The Bank of England, by contrast, used to preside over the sector in the manner of a kindly uncle, nudging potential miscreants away from their misdoing, but not taking on the sector as a whole. Maybe the BoE can recover that role.

The terms of reference of the ICBMS seem to indicate that the FCA suspects clients do not choose their banks and advisers in the way they should, that things are not fully transparent and that cross-subsidy of services is a malpractice.

The first of these is a remarkable suggestion: that the FCA knows how clients should make decisions better than the clients do. Enough said.

On the second, in any market, the products should indeed be fully and accurately described, as the law requires. In the case of manufactured foods, for instance, the labeling requirements are extensive. But the FCA’s brand of “transparency” implies more than just product description: it means revealing everything about the product. If it were applied to oranges, it would require not just the variety, country of origin and the terms of trade proposed, but also the name of the supplier, the date purchased and the price paid by the retailer. Markets do not work this way: competition, along with proper product description, protect buyers by enabling them to compare.

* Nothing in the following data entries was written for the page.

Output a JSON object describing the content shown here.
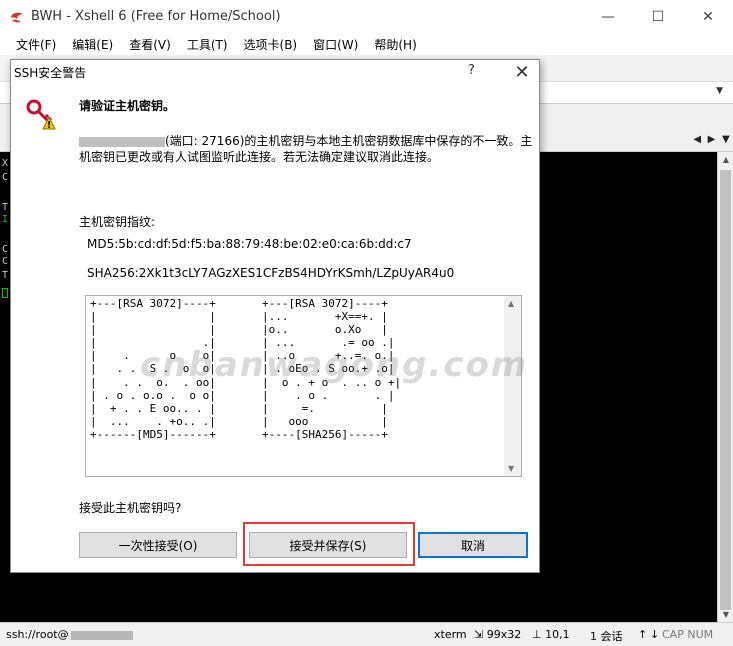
{
  "window": {
    "title": "BWH - Xshell 6 (Free for Home/School)",
    "controls": {
      "minimize": "—",
      "maximize": "☐",
      "close": "✕"
    }
  },
  "menu": {
    "items": [
      "文件(F)",
      "编辑(E)",
      "查看(V)",
      "工具(T)",
      "选项卡(B)",
      "窗口(W)",
      "帮助(H)"
    ]
  },
  "terminal_fragments": [
    "X",
    "C",
    "T",
    "I",
    "C",
    "C",
    "T"
  ],
  "dialog": {
    "title": "SSH安全警告",
    "help": "?",
    "close": "✕",
    "heading": "请验证主机密钥。",
    "message_suffix": "(端口: 27166)的主机密钥与本地主机密钥数据库中保存的不一致。主机密钥已更改或有人试图监听此连接。若无法确定建议取消此连接。",
    "fingerprint_label": "主机密钥指纹:",
    "md5": "MD5:5b:cd:df:5d:f5:ba:88:79:48:be:02:e0:ca:6b:dd:c7",
    "sha256": "SHA256:2Xk1t3cLY7AGzXES1CFzBS4HDYrKSmh/LZpUyAR4u0",
    "randomart_md5": "+---[RSA 3072]----+\n|                 |\n|                 |\n|                .|\n|    .      o    o|\n|   . .  S .  o  o|\n|    . .  o.  . oo|\n| . o . o.o .  o o|\n|  + . . E oo.. . |\n|  ...    . +o.. .|\n+------[MD5]------+",
    "randomart_sha": "+---[RSA 3072]----+\n|...       +X==+. |\n|o..       o.Xo   |\n| ...       .= oo .|\n| ..o      +..=. o.|\n| . oEo . S oo.+ .o|\n|  o . + o  . .. o +|\n|    . o .       . |\n|     =.          |\n|   ooo           |\n+----[SHA256]-----+",
    "question": "接受此主机密钥吗?",
    "buttons": {
      "accept_once": "一次性接受(O)",
      "accept_save": "接受并保存(S)",
      "cancel": "取消"
    }
  },
  "status": {
    "connection": "ssh://root@",
    "terminal_type": "xterm",
    "size": "99x32",
    "cursor_pos": "10,1",
    "sessions": "1 会话",
    "caps": "CAP NUM"
  },
  "watermark": "cnbanwagong.com",
  "colors": {
    "accent": "#0078d7",
    "highlight": "#e53935",
    "terminal_bg": "#000000"
  }
}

The third implication, that bundling and cross-subsidies are wrong, is the most revealing. When I buy a car, I do not expect to buy all the parts and then have to put them together. I could do that, but bundling the components is far more convenient, and cost efficient, for both parties. And if I make £1 on a dozen oranges but £2 on a dozen pineapples, are my pineapples cross-subsidising the oranges? But then if the oranges sell for 50p each and the pineapples for £2, my margin on oranges is 17% and on pineapples is only 8%. Now the oranges are cross-subsidising the pineapples. Which is the more wicked?

The reality is that every market allows the seller a maximum price whittled down by competition, every seller has different costs, and some things are therefore more profitable than others. The notion of “cross-subsidies” is fantasy.

The FCA’s meddling with financial services adds cost to the sector as a whole, in addition to the growing burden of EU regulation.  And it damages competition through a failure to understand how markets work.  And its antagonistic approach may even be creating a climate where malpractice is more likely.  In short, it is counter-productive.